Ana yang tadi banyak bicara ingin meyakinkan kesetiaan Ali kepadanya,
menyaksikan Ali yang sudah duduk di sampingnya, hanya diam.
”Na, you tu punya kelebihan dari cewek-cewek teman sekolah aku, you tu cantik
lahir dan juga cantik batin”, ujar Ali sambil menatap mata Ana. Ana hanya diam
ketika Ali kemudian mencium pipi kanannya.
”Nantilah pulangnya...”, bilang Ana melihat gelagat sikap Ali yang tampak
bersiap akan meninggalkannya.
”Maunya Na juga inginnya begitu, tapi setelah pulang kampung aku kan sore
ini juga harus kembali ke Barabai”, kata Ali.
”Kapan ya Li kita bisa berduaan yang lama seperti dulu”, harap Ana.
”Na, waktu libur semesteran nanti kita bisa
banyak acara, nanti dua bulan lagi”, ujar Ali.
“Batul kan Li”, harap Ana, ”tapi kalau bisa nggak usah dua bulan lah Li,
apa sibuk benar. nih pada hari Minggu awal bulan depan”, sambung Ana.
”Oh kalau sukanya gitu, oke tunggu aja nanti hari Minggu awal bulan depan,
mungkin ada acara khusus ya Na”, tanggap Ali.
Ana hanya senyum puas mendengar pernyataan Ali.
”Gimana Na, kayanya Ali mau pamit nih sama mama you”, ujar Ali dengan
menyebut namanya sendiri.
Ana berdiri masuk ke ruang dalam, menyingkap korden pintu kamar mamanya,
dan melihat mamanya lagi merebahkan diri di tempat tidurnya. Ana tak mau
mengganggunya dan ia langsung kembali menemui Ali.
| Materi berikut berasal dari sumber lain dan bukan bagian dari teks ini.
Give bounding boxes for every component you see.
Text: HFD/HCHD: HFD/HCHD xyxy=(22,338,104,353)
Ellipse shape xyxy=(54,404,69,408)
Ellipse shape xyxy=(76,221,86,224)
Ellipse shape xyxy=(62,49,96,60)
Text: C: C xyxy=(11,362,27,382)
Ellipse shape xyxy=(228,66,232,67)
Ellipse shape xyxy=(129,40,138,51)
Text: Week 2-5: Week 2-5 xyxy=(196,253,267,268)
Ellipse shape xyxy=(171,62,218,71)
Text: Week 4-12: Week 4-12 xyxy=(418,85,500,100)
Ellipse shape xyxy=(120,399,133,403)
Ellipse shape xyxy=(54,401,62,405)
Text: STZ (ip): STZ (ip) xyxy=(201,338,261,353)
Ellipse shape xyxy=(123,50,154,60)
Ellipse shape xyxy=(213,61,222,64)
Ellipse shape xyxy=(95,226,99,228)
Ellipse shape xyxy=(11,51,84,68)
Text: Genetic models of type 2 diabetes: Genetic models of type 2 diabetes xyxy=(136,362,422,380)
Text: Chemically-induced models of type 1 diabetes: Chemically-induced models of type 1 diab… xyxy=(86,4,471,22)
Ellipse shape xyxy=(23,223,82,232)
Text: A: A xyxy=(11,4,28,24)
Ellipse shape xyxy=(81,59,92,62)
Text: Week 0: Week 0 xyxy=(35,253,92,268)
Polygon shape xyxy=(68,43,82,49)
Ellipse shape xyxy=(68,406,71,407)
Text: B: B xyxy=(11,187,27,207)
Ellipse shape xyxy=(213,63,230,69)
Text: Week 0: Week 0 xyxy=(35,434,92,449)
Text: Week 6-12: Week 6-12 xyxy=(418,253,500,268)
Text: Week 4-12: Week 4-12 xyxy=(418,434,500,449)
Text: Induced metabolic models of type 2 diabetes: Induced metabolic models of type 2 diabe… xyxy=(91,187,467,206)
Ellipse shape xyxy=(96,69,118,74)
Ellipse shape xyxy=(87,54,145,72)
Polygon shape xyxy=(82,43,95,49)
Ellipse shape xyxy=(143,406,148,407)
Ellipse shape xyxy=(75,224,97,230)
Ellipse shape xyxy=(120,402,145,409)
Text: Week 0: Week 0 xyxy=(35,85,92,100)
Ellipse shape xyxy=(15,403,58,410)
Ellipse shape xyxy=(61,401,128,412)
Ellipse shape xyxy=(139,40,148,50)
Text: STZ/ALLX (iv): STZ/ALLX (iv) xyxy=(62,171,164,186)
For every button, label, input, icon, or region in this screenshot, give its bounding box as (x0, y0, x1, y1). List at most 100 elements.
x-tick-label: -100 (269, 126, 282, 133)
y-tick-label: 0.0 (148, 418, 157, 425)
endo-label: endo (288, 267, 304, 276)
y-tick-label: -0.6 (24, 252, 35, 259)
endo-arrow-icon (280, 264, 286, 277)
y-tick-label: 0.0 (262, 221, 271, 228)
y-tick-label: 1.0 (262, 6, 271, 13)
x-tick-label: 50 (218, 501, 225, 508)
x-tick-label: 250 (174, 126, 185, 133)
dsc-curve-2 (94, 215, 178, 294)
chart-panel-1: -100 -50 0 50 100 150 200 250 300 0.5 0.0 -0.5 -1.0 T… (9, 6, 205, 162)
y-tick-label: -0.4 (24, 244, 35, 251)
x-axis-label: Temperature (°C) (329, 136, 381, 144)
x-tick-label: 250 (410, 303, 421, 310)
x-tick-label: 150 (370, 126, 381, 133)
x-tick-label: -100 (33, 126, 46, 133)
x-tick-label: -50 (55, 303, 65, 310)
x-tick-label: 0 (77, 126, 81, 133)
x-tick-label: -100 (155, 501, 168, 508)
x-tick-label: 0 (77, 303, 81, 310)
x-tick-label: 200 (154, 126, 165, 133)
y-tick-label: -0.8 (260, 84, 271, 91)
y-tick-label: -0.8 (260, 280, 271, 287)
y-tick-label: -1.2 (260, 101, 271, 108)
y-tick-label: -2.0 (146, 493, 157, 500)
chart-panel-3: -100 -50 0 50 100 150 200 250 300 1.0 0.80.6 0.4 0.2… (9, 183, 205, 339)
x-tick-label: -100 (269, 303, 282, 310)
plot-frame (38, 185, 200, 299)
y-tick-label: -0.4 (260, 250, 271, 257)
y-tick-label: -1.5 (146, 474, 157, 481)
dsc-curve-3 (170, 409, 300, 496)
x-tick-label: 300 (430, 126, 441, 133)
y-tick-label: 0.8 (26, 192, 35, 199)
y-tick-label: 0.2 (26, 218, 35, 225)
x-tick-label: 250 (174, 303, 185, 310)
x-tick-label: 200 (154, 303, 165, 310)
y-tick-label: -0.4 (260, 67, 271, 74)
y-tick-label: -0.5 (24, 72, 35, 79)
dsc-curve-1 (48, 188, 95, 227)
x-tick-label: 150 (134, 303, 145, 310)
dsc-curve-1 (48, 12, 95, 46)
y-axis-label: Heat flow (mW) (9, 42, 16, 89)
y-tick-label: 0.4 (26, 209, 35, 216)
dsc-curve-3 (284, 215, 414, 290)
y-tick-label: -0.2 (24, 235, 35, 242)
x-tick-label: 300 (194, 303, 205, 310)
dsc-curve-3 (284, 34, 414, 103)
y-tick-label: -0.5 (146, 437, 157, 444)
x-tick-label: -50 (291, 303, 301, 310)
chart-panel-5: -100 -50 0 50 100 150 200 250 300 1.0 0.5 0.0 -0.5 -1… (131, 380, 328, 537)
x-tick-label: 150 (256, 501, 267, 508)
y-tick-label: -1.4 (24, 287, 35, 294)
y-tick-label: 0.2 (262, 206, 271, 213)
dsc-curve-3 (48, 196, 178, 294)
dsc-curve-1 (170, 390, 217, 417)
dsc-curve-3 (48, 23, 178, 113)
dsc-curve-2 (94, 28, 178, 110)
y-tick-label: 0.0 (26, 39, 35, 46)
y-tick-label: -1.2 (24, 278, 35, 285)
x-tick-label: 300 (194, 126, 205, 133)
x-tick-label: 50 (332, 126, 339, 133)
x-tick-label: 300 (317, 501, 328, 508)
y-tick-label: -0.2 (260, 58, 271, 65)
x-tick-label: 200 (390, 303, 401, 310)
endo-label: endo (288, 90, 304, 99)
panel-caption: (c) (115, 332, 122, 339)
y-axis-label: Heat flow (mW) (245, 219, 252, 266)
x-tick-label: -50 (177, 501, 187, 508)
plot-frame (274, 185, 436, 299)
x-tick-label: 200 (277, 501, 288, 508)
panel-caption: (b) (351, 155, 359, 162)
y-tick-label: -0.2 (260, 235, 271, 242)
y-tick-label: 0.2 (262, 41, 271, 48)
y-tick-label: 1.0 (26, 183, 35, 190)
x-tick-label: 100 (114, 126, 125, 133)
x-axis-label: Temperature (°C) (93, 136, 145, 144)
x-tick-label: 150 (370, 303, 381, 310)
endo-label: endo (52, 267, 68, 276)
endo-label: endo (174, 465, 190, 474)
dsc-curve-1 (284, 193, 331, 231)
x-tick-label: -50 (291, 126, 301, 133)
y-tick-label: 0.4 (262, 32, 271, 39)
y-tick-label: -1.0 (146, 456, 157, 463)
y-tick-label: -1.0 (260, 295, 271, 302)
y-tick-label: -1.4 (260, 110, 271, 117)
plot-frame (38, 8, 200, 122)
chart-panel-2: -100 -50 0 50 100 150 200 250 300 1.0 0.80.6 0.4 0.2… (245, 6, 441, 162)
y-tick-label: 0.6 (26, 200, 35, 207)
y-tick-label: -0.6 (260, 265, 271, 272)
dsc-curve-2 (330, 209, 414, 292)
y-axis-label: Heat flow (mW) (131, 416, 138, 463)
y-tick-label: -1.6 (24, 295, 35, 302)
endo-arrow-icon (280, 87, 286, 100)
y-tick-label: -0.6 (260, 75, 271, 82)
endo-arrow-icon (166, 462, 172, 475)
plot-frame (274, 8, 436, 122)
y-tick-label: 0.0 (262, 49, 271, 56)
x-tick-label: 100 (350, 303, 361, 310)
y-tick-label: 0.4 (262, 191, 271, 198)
”Mama lagi istirahat Li, biar nanti aku yang memberi tahu mama”, jelas Ana.
”Oh kalau gitu pamitnya Ali langsung sama Ana nya lah”, goda Ali.
”Nih salam tangan aku”, ujar Ana sambil memegang tangan Ali yang sudah
berdiri di sampingnya. Ana masih memegang tangan Ali sambil berjalan menuju
pintu depan. Sebelum melangkah keluar pintu, Ali melepaskan pegangan tangan
Ana, kemudian mencium mesra pipi kanan-kiri Ana.
”Jangan lupa janjinya Minggu awal bulan depan”, ujar Ana.
”Pasti, jangan ragu Na”, ujar Ali sambil berjalan menuju kendaraannya.
”Sampai jumpa Na”, ujar Ali yang sudah berada di atas kendaraannya.
”Aku tunggu Li”, jawab Ana singkat sambil melepas kepergian Ali.